Was ist die Fragerey? Ist es nur ein Buch voller Fragen und sonst weiter nichts? Ist es ein Nachschlagewerk? Kann man darin nachschlagen, um zu sehen, ob ein bestimmtes Wort oder ein Fachbegriff darin vorkommt? Was könnte man mit dem Ergebnis machen? Welche Themen werden behandelt? Handelt es sich um Sachinformation? Gehört das Dargestellte zum vorausgesetzten Allgemeinwissen, nur eben in Frageform? Kommt man durch das Buch, ohne dass sich die Gedanken verschieben? Was passiert, wenn man der Kette von Überlegungen, Fragen und Schlussfolgerungen folgt? Erweitert die Fragerey den Wissenshorizont des Lesers? Oder ist das Buch für ihn nur eine weitere Form der Unterhaltung? Wird der eine schon nach wenigen Fragen aussteigen wollen, weil ihm die Fragen zu unerbittlich, zu aufdringlich, vielleicht auch zu wahrheitsnah erscheinen? Wird ein anderer vielleicht sagen, dass ihm nichts von dem, was in diesen Fragerunden verhandelt wird, bisher unbekannt war? Oder wird ein nächster vielleicht sagen, es sei purer Unsinn, ein solches Kompendium zu schreiben? Will der Autor dem widersprechen?

Was also ist der Sinn aller Fragen? Sollen die Fragen den Leser verwirren? Will das Buch vielmehr klare Hinweise auf die Absurdität unserer Welt geben, wie sie Albert Camus beschrieben hat? Wäre der Schluss, die Welt sei im Grunde hoffnungslos, voreilig und zudem wenig hilfreich, vor allem dann, wenn man ernsthaft Antworten auf die gestellten Fragen finden will? Ist es das lange Verweilen, das Grübeln, das den Leser leitet? Kommt derjenige, der sich im Gewirr der Fragen zurechtfinden will, irgendwann nicht umhin, einfach weiterzulesen, sich einer anderen Frage zu widmen?
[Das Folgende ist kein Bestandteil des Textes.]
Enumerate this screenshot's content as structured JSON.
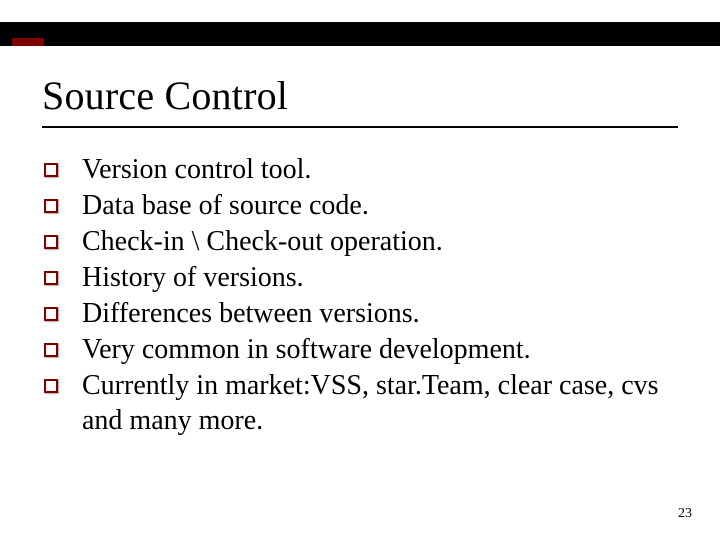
{
  "colors": {
    "accent": "#800000",
    "bar": "#000000"
  },
  "title": "Source Control",
  "bullets": [
    "Version control tool.",
    "Data base of source code.",
    "Check-in \\ Check-out operation.",
    "History of versions.",
    "Differences between versions.",
    "Very common in software development.",
    "Currently in market:VSS, star.Team, clear case, cvs and many more."
  ],
  "page_number": "23"
}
Was will das Buch sein: ein Wegweiser zu anderen, verschlossenen oder vergessenen Orten, zu den Quellen des eigenen Denkens und Verstehens?

Wer ist der Autor? Erhebt der auf dem Titelblatt genannte Autor den Anspruch, der Verfasser aller Fragen zu sein? Oder versteht er sich eher als Kompilator und Kommentator im Sinne Bonaventuras? Stellt er lediglich das Material neu zusammen, wobei die Gedanken und ihre Neuordnung im Mittelpunkt stehen? Welches sind seine Werkzeuge? Die Montage, die Collage, das ready made, des objet trouvé? Wenn Friedrich Nietzsche als professioneller Kompilator im Wesentlichen ein Plagiator gewesen sein soll,1 fühlt sich der Autor damit in guter Gesellschaft? Liegt der Reiz der Kompilation im Unverwechselbaren? Ist die selbst geschaffene Anordnung fremder Texte in ihrer jeweiligen Zusammenstellung einzigartig? Wie bei Walter Benjamin, der ein Buch aus Zitaten zusammenstellte, um bei Bedarf provokative Zuspitzungen parat zu haben? Bestätigt sich hier nicht, was für literarische Texte im Allgemeinen gilt, dass nämlich »sie alle, formal wie thematisch, auf die eine oder andere Weise von der Lust am Kopieren geprägt sind«?2


1 Jochen Schmidt: Der Mythos »Wille zur Macht«. Nietzsches Gesamtwerk und der Nietzsche-Kult. Eine historische Kritik. Berlin, Boston 2016.
2 Felix Philipp Ingold: Auch das Kopieren ist eine Kunst. In: NZZ. E: 2018-08-04. A: 2018-08-04.